Makanan saat ini sangat dibutuhkan di Kota Long Hai. Tidak banyak pelanggan di jalan ini. Lagipula, hal terpenting saat ini adalah makan. Sangat sedikit orang yang bisa menggunakan makanan untuk membeli barang.

Kota Long Hai berbeda dengan Desa Selalu Terang. Di sini ada berbagai macam peralatan. Beberapa di antaranya bahkan tidak dimiliki Desa Selalu Terang. Kelompok Yue Zhong berjalan di sepanjang jalan dan membeli beberapa peralatan untuk dibawa kembali ke Desa Selalu Terang.

Saat Yue Zhong berjalan di jalan, seorang wanita muda yang mengenakan celana pendek jeans yang sangat pendek dan kaos putih kekuningan bergegas menghampiri Yue Zhong.
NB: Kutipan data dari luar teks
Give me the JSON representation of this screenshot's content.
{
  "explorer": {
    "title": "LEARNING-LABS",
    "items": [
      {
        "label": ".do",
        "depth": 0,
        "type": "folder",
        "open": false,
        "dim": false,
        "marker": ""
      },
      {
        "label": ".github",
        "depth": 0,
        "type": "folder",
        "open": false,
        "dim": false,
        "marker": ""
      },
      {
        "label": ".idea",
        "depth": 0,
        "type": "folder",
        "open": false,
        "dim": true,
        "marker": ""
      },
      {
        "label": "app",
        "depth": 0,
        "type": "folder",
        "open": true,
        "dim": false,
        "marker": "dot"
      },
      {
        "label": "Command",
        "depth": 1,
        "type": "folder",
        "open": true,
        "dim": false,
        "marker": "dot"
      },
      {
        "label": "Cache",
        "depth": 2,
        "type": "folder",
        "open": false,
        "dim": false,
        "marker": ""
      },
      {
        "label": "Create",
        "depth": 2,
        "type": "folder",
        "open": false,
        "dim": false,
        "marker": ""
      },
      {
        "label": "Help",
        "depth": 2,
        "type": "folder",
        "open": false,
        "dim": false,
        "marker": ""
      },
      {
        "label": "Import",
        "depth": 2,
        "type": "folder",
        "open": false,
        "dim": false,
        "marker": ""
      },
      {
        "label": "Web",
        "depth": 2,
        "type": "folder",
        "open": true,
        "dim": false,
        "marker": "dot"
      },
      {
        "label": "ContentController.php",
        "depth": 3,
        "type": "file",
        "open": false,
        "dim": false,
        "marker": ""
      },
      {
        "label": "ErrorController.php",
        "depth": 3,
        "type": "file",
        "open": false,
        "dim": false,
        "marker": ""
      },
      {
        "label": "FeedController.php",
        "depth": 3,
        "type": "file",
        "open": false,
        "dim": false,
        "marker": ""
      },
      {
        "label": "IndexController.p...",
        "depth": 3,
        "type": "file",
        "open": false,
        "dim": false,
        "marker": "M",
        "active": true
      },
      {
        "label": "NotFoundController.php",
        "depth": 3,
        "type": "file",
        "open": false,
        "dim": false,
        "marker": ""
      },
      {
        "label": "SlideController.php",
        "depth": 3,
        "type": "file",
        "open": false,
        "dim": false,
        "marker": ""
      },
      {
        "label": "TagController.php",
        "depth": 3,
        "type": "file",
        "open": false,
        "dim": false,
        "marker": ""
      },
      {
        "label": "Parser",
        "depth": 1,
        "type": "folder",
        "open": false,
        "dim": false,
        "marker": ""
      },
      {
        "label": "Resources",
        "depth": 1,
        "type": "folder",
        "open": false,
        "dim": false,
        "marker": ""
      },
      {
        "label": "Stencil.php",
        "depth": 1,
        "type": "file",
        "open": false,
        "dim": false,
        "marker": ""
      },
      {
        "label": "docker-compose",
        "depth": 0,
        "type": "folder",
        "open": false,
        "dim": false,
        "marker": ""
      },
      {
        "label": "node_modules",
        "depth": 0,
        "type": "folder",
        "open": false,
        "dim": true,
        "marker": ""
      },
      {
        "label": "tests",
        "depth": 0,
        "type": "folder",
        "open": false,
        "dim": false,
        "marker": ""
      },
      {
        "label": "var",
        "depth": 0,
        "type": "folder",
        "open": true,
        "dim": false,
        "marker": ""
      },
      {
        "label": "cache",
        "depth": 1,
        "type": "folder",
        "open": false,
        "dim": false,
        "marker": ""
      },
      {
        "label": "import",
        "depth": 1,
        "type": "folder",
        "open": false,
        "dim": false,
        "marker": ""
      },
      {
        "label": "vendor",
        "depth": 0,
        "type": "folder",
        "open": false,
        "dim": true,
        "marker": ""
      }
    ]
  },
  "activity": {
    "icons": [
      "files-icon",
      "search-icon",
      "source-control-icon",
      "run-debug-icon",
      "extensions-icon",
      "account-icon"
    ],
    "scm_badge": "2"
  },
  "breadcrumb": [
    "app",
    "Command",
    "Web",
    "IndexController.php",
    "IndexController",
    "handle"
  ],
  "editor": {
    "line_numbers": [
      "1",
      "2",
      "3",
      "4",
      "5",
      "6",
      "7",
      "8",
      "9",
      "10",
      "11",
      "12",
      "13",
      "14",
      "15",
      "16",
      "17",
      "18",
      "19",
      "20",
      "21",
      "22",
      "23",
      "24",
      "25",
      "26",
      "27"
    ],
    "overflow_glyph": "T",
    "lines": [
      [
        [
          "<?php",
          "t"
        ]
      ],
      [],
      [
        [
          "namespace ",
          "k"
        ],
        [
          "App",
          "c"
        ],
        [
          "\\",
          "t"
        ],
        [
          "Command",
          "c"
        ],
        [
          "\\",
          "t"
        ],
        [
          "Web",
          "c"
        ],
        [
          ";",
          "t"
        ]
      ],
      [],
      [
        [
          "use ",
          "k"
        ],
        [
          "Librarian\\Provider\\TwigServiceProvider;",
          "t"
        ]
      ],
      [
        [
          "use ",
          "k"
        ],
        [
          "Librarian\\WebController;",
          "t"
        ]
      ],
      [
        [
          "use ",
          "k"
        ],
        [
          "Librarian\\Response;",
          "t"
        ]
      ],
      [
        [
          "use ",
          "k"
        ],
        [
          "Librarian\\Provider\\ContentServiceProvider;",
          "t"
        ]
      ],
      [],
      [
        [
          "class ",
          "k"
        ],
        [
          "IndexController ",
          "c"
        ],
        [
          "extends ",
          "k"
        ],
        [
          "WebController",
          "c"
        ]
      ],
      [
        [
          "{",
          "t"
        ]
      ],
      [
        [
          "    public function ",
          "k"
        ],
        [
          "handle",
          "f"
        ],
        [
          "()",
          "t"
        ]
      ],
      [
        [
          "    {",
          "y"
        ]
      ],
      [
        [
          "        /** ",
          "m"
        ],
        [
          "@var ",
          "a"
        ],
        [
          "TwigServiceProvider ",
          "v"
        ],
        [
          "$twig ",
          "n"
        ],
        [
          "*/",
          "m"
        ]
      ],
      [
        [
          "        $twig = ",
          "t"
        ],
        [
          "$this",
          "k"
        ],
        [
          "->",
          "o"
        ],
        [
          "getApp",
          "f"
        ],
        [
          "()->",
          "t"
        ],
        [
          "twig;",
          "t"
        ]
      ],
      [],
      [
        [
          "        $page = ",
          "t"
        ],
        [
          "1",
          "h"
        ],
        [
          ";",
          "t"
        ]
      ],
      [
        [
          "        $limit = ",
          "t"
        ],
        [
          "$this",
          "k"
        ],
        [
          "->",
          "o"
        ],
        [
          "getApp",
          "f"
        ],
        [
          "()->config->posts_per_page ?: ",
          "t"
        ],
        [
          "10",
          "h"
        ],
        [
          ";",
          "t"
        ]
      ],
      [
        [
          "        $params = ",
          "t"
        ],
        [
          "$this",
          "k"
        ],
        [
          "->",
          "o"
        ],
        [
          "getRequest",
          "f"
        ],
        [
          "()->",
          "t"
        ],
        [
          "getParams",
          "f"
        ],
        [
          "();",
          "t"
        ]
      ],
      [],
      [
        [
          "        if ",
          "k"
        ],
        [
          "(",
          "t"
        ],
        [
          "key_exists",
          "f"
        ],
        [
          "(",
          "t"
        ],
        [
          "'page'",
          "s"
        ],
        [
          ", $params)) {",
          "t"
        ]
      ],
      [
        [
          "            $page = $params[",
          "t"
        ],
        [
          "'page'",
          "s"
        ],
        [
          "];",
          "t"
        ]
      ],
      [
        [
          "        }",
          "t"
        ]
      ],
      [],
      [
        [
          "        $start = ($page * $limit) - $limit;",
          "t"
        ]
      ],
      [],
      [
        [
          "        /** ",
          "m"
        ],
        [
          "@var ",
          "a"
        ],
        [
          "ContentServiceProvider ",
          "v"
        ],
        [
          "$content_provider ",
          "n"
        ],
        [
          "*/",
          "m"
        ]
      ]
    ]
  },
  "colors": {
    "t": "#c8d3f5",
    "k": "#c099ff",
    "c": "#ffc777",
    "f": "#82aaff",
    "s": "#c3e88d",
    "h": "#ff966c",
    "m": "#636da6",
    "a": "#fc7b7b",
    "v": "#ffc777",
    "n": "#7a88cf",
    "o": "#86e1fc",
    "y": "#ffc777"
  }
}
Ia penuh dengan energi muda, dan memohon kepada Yue Zhong: “Kakak! Mau bermain denganku? Dulu aku masih siswa SMA. Sebungkus mi instan cukup untuk satu malam. Aku belum makan kenyang selama seminggu. Kumohon, mau bermain denganku! Aku lapar!!!!”

Melihat gadis cantik yang bahkan belum berusia dua puluh tahun itu, mata Yue Zhong memancarkan cahaya yang rumit. Ia tidak pernah menyangka bahwa markas penyintas Kota Long Hai yang berada di bawah kendali pemerintah akan memiliki pemandangan seperti ini.

Guo Yu dan Lu Wen memandang wanita muda itu. Mata mereka dipenuhi rasa iba dan sukacita. Mereka merasa iba atas nasib wanita muda itu, dan mereka merayakan keberuntungan mereka menemukan Yue Zhong. Mereka tidak tahu apakah mereka akan menjual diri karena kelaparan.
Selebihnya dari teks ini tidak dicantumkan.